Nada nem ninguém poderia convencer Marco de que Ace não havia sido feito para aquele emprego. A reputação da máfia japonesa não combinava com o sorriso gentil que ele esbanjava, mas ainda que insistisse sobre isso, Ace não lhe daria ouvidos, a determinação quase cega que o guiava não permitia meia volta.

Até o momento, as únicas informações que tinha sobre o rapaz era que sua única família era composta por dois irmãos adotivos, não usava seu sobrenome real por motivos pessoais, tinha uma personalidade gentil e adorava tatuagens e filmes de piratas. Tudo isso passando quatro meses com Ace sendo seu parceiro de trabalho.

Claro que Marco poderia extrair bem mais do que isso, precisaria apenas dar uma olhada na ficha dele na organização e buscar alguns contatos, mas o rapaz começou a instigá-lo desde a primeira troca de olhares e, com isso, cresceu uma vontade de conhecê-lo por suas próprias palavras (quase como se quisesse que Ace confiasse nele para contar todos os seus segredos, mas ainda era muito cedo para tirar conclusões).

Porém, aquela curiosidade e fascínio pareciam caminhar lado a lado em uma direção que Marco, como uma pessoa com experiência de vida, já conhecia - e ele ainda não sabia se estava tudo bem com isso.

Independente de quantas vezes tentasse não se envolver pessoalmente com Ace, acabava, como da última vez em que foram designados para monitorar um cassino, com o parceiro lhe mostrando vídeos engraçados e fofos do irmãozinho mais novo, Luffy, que possuía a mesma determinação irritante do mais velho, Marco chegou a comentar isso e o outro apenas riu, dizendo que era de família.

Eles eram fofos, estranhamente essa foi a palavra que Marco achou mais adequada aos irmãos. Até mesmo o do meio, Sabo, um jovem que cursava Serviço Social, possuía um sorriso grande e aqueles olhos de quem sabia qual a finalidade de sua vida. Invejava Ace com sua felicidade, mas sua preocupação também crescia: Marco não queria ter que, em alguma noite, fazer algo aos três que se arrependeria eternamente ( já carregava tantos tormentos).

Mesmo que Marco escorregasse em seus deveres, seus privilégios de ser de uma das famílias comandantes da máfia e sua influência fariam com que as consequências não chegassem a si, já Ace, um pobre homem com um senso de quem cresceu vendo a violência e não a projetando, com algum deslize que fosse definitivo poderia perder tudo.

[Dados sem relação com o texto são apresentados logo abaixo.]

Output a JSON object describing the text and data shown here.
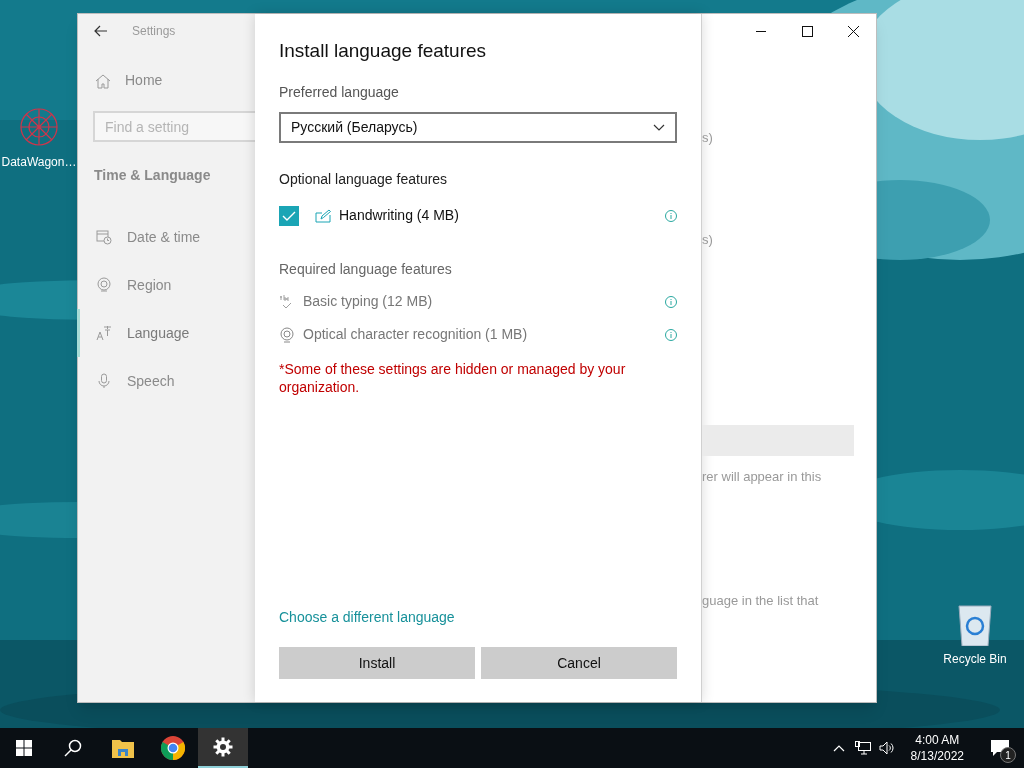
{
  "desktop_icons": [
    {
      "label": "DataWagon…"
    },
    {
      "label": "Recycle Bin"
    }
  ],
  "settings_window": {
    "title": "Settings",
    "sidebar": {
      "home": "Home",
      "search": {
        "placeholder": "Find a setting"
      },
      "section": "Time & Language",
      "items": [
        {
          "label": "Date & time",
          "selected": false
        },
        {
          "label": "Region",
          "selected": false
        },
        {
          "label": "Language",
          "selected": true
        },
        {
          "label": "Speech",
          "selected": false
        }
      ]
    },
    "background_fragments": [
      "s)",
      "s)",
      "rer will appear in this",
      "guage in the list that"
    ]
  },
  "dialog": {
    "title": "Install language features",
    "preferred_label": "Preferred language",
    "preferred_value": "Русский (Беларусь)",
    "optional_heading": "Optional language features",
    "optional_features": [
      {
        "label": "Handwriting (4 MB)",
        "checked": true
      }
    ],
    "required_heading": "Required language features",
    "required_features": [
      "Basic typing (12 MB)",
      "Optical character recognition (1 MB)"
    ],
    "notice": "*Some of these settings are hidden or managed by your organization.",
    "link": "Choose a different language",
    "buttons": [
      "Install",
      "Cancel"
    ]
  },
  "taskbar": {
    "apps": [
      {
        "kind": "search",
        "selected": false
      },
      {
        "kind": "folder",
        "selected": false
      },
      {
        "kind": "browser",
        "selected": false
      },
      {
        "kind": "settings",
        "selected": true
      }
    ],
    "time": "4:00 AM",
    "date": "8/13/2022",
    "notification_count": "1"
  }
}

Marco viu muitos deles passarem por suas mãos, escorregando como água entre os dedos, mas algo o fazia zelar com mais dever por Ace.

Todos esses pensamentos corriam pela mente de Marco em looping, tanto que percebeu seu olhar fixo sobre Ace quando o mesmo frisou as sobrancelhas confuso, e não esperou a pergunta para responder.

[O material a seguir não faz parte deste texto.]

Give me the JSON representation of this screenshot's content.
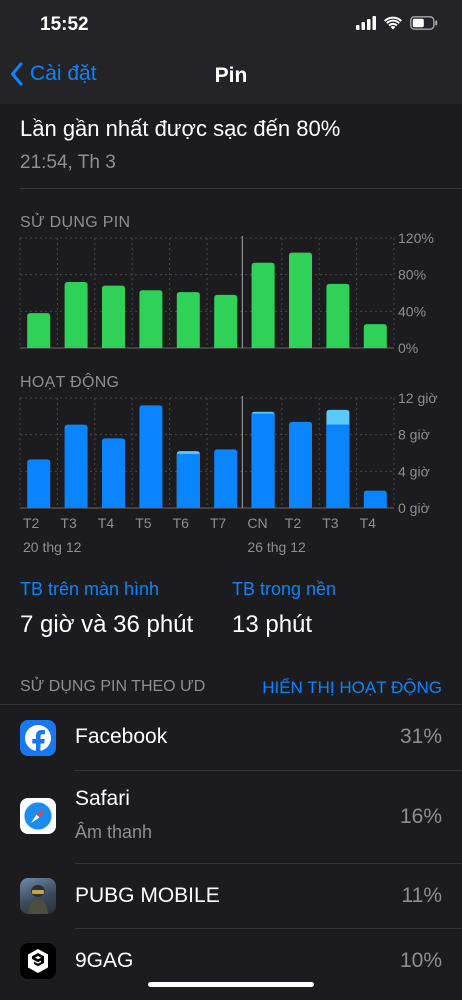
{
  "status_bar": {
    "time": "15:52"
  },
  "nav": {
    "back_label": "Cài đặt",
    "title": "Pin"
  },
  "last_charge": {
    "text": "Lần gần nhất được sạc đến 80%",
    "time": "21:54, Th 3"
  },
  "battery_chart": {
    "label": "SỬ DỤNG PIN",
    "y_ticks": [
      "120%",
      "80%",
      "40%",
      "0%"
    ]
  },
  "activity_chart": {
    "label": "HOẠT ĐỘNG",
    "y_ticks": [
      "12 giờ",
      "8 giờ",
      "4 giờ",
      "0 giờ"
    ]
  },
  "x_axis": {
    "days": [
      "T2",
      "T3",
      "T4",
      "T5",
      "T6",
      "T7",
      "CN",
      "T2",
      "T3",
      "T4"
    ],
    "week_labels": [
      "20 thg 12",
      "26 thg 12"
    ]
  },
  "chart_data": [
    {
      "type": "bar",
      "title": "SỬ DỤNG PIN",
      "categories": [
        "T2",
        "T3",
        "T4",
        "T5",
        "T6",
        "T7",
        "CN",
        "T2",
        "T3",
        "T4"
      ],
      "values": [
        38,
        72,
        68,
        63,
        61,
        58,
        93,
        104,
        70,
        26
      ],
      "ylim": [
        0,
        120
      ],
      "y_unit": "%",
      "color": "#30d158"
    },
    {
      "type": "bar",
      "title": "HOẠT ĐỘNG",
      "categories": [
        "T2",
        "T3",
        "T4",
        "T5",
        "T6",
        "T7",
        "CN",
        "T2",
        "T3",
        "T4"
      ],
      "series": [
        {
          "values": [
            5.3,
            9.1,
            7.6,
            11.2,
            5.9,
            6.4,
            10.3,
            9.4,
            9.1,
            1.9
          ]
        },
        {
          "values": [
            0,
            0,
            0,
            0,
            0.3,
            0,
            0.2,
            0,
            1.6,
            0
          ]
        }
      ],
      "ylim": [
        0,
        12
      ],
      "y_unit": "giờ",
      "colors": [
        "#0a84ff",
        "#5ac8fa"
      ]
    }
  ],
  "screen_time": {
    "label": "TB trên màn hình",
    "value": "7 giờ và 36 phút"
  },
  "background_time": {
    "label": "TB trong nền",
    "value": "13 phút"
  },
  "apps_section": {
    "title": "SỬ DỤNG PIN THEO ƯD",
    "action": "HIỂN THỊ HOẠT ĐỘNG"
  },
  "apps": [
    {
      "name": "Facebook",
      "subtitle": "",
      "percent": "31%",
      "icon": "facebook-icon"
    },
    {
      "name": "Safari",
      "subtitle": "Âm thanh",
      "percent": "16%",
      "icon": "safari-icon"
    },
    {
      "name": "PUBG MOBILE",
      "subtitle": "",
      "percent": "11%",
      "icon": "pubg-icon"
    },
    {
      "name": "9GAG",
      "subtitle": "",
      "percent": "10%",
      "icon": "9gag-icon"
    }
  ]
}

- Eu estava longe, pensando no trabalho de amanhã, desculpe.

Antes em pé, Marco se sentou ao lado de Ace na calçada, a loja de convivências brilhando nas suas costas e o café quente em suas mãos contrastando com a bebida gelada e azul nas mãos do colega.

Estava frio nas ruas do Japão, o suficiente para o ar quente se condensar ao sair de sua boca e Ace estava sentindo bem isso. Suas roupas eram casuais para não chamar atenção desnecessária, mas talvez o rapaz tenha se esquecido de olhar a previsão do tempo, pois a regata que mostrava bem suas tatuagens não lhe protegia do frio e a bebida gelada não ajudava.

Parecia (e era) um maldito clichê, mas Marco não pensou demais e apenas tirou um de seus casacos (vestia dois, um mais forrado e o segundo sem tanta cobertura, mas a bebida quente podia ajudar no calor) e o depositou sobre os ombros largos de Ace.

- Se você congelar aqui, quem irá cuidar dos seus irmãos?

A resposta dele foi um sorriso constrangido junto do leve tom de rosa em suas bochechas, antes do frio, mas que se acentuou naquele instante.

- Obrigado.

Naquele momento, Marco quis mandá-lo embora, explicar com todos os fatos de que nada ali, para Ace, acabaria bem, mas o celular tocou, e não era o seu. Ace atendeu quase cuspindo a bebida para fora.

- Eu preciso ir, Marco. Me esqueci totalmente que hoje é o aniversário do Luffy e ainda nem comprei um presente. Quando estou com você nem vejo as horas passarem. - Ele pareceu se tocar rapidamente do que havia dito e completou atropelando as palavras. - Eu vou indo para passar no shopping e comprar algum brinquedo, te vejo amanhã.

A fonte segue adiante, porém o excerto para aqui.